Final Fantasy VII Prequel Crisis Core Getting Remake Treatment This Winter

A black-haired man wearing large shoulderpads.

Screenshot: Square Enix

During today’s Final Fantasy VII anniversary celebration, Square Enix announced that the game’s prequel spin-off Crisis Core will be pulled from a life of relative obscurity on a long-dead handheld device with a remake of its own.

The remake, officially titled Crisis Core: Final Fantasy VII Reunion, appears to utilize the same engine as Final Fantasy VII Remake to recreate the original’s action-heavy RPG gameplay. Square Enix didn’t provide a firm release date, but it’ll be available on PlayStation 4, PlayStation 5, Xbox One, Xbox Series X/S, Switch, and PC sometime this winter.
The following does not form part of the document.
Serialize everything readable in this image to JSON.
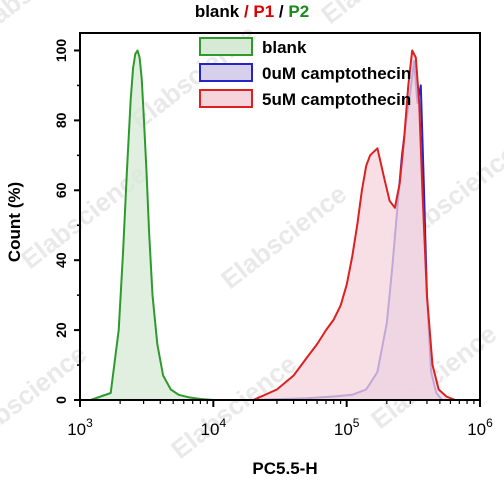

Crisis Core first released on PlayStation Portable in 2007. It followed Zack Fair, a mega important (and mega dead) Final Fantasy VII character with close ties to star-crossed lovers Cloud Strife and Aerith Gainsborough. The action-heavy RPG gave players a first-hand perspective of major events stretching back seven years before Final Fantasy VII proper and is, for the most part, remembered for its fleshing out of Zack’s backstory and personality.
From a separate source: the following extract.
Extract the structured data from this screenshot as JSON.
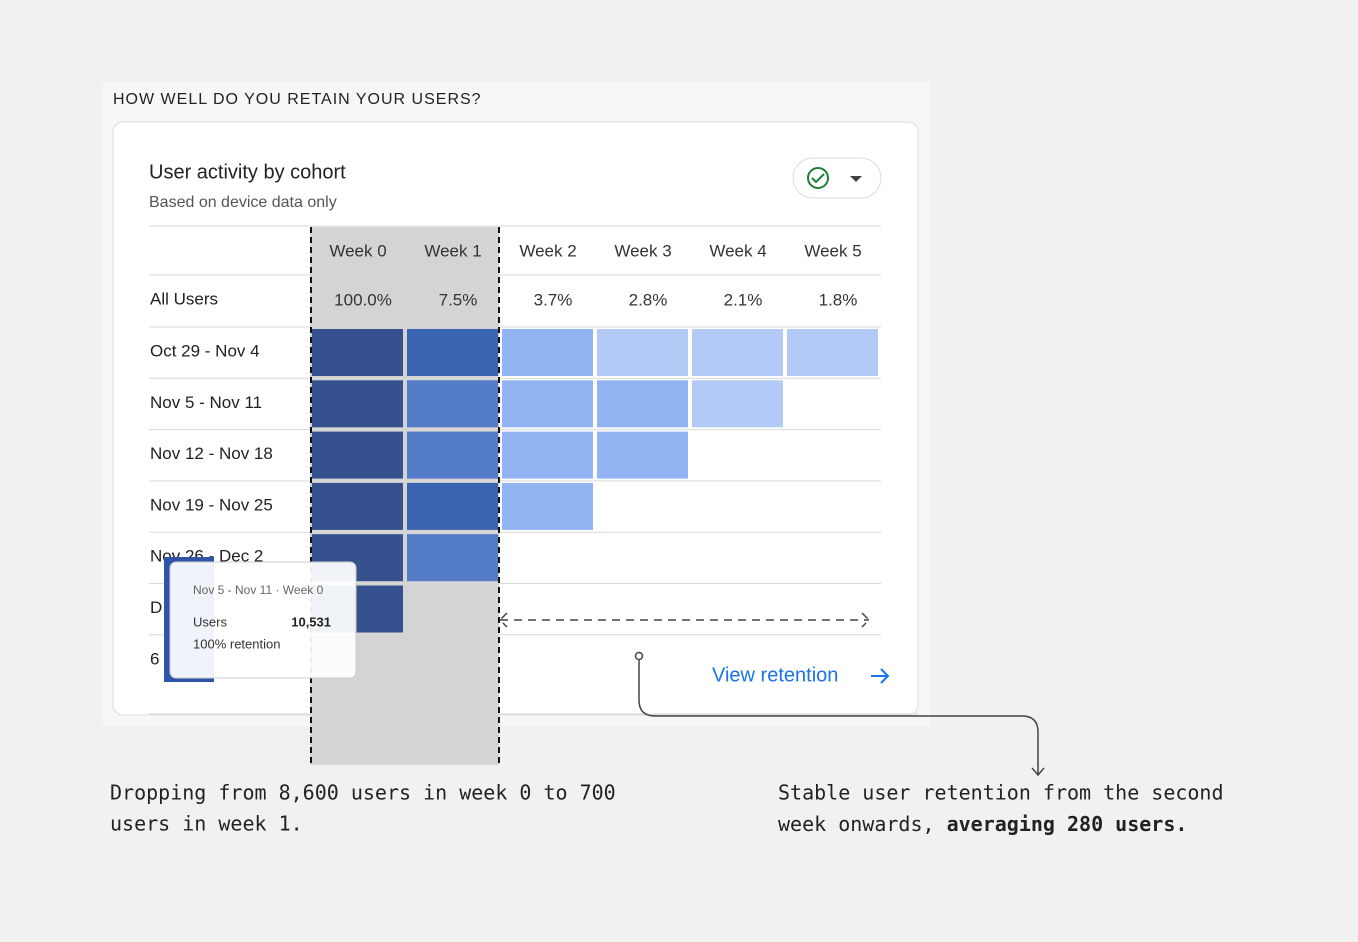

“The dramatic irony of Zack’s predetermined fate was the primary reason he was chosen to be the title’s protagonist,” Crisis Core director Hajime Tabata told 1UP at the time. “The most rewarding thing for me was crafting the story of Zack’s life into a tale of succession and legacy that, through the Buster Sword, provides a heraldic segue into Final Fantasy VII.”

Crisis Core was part of a campaign Square Enix dubbed Compilation of Final Fantasy VII alongside Dirge of Cerberus, a third-person shooter starring vampiric Final Fantasy VII party member Vincent Valentine, and Advent Children, a computer-animated film that acted as a straight Final Fantasy VII sequel. A complete Final Fantasy VII remake was also planned for Compilation, but obviously didn’t come to fruition until the arrival of 2020’s Final Fantasy VII Remake and its limited reimagining of the original story.

As someone new to this whole Final Fantasy VII phenomenon, I’m very much looking forward to every piece of media encompassing the franchise getting remade for modern consoles at some point. I don’t want to bother with the originals if it means digging my poor, neglected PlayStation Portable out of whatever dusty box it’s been confined to for years.